Carole Howard wrote Deadly Adagio, a mystery with a musical undertone set in West Africa, published by Indigo Sea Press.


Filed under fiction, music, musings, Travel, writing

5 responses to “The One-Way Mirror, by Carole Howard

  1. Interesting take on speaking about one’s work, Carole. I never really thought of my expressed vulnerability in a talk as, “…being naked when everyone else is clothed, aka everyone’s worst nightmare.” I’ve always found that people can relate better to an author if they can see something in them that is “human” and maybe even vulnerable. So what you may believe is weakness or a trait not so desirable, to others, often is something to be admired or something that would cause your readers to root for you. I can remember early on when I gave a talk, I was so nervous, I could hear my voice quiver. I was embarrassed and humiliated, but I kept going. Afterward, lots of people rushed to my side to congratulate me for hanging in there, to support me and compliment me. I was so shocked by this, my fear left me, and I’ve been able to give talks since then that I’ve enjoyed immensely. I imagine you are a wonderful speaker, you just may not know it yet.

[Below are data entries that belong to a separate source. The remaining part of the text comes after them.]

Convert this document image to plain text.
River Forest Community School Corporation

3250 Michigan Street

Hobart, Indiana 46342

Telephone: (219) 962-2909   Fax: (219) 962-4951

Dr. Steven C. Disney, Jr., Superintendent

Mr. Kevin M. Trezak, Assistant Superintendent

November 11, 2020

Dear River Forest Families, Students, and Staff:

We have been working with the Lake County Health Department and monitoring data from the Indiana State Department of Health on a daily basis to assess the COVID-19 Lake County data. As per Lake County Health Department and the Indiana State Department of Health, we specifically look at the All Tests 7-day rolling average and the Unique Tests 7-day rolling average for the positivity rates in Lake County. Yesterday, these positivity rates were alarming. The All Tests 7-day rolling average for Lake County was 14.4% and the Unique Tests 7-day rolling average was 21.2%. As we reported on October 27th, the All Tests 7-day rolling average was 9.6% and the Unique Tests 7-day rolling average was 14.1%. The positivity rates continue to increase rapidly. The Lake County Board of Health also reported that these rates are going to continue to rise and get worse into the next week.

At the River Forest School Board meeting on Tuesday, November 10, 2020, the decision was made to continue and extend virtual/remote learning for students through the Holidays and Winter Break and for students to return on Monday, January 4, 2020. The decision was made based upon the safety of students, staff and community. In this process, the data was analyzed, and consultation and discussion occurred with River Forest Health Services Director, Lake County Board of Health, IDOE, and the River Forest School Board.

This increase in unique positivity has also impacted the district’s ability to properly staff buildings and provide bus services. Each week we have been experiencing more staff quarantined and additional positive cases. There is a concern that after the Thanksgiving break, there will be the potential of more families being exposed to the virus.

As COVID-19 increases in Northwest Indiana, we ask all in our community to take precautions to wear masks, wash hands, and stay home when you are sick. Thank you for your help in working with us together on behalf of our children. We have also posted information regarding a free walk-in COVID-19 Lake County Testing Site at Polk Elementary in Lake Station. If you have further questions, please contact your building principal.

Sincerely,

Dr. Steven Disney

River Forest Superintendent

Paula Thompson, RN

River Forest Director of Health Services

    • Thanks for the moral support, Coco. I’ve done a lot of public speaking and am confident I do a good job (well, after the first 10 minutes, anyway), and yet I’m not comfortable with it. Same with flying: I’ve done a whole lot, and still don’t like it. But it’s not talking about my book that makes me feel naked, it’s that some of the people to whom I’m talking have already read the book — and they’re the ones who know a whole lot about me.

  2. I loved reading this. I’m sure I’d love listening too. And the memoir sounds really cool.

  3. Great viewpoint indeed! I appreciate you sharing your wisdom and comparison to music – especially the violin and piano and I certainly agree with how complicated weaving a musical tale can be.

    Congratulations on finding your voice and merging it with your strengths!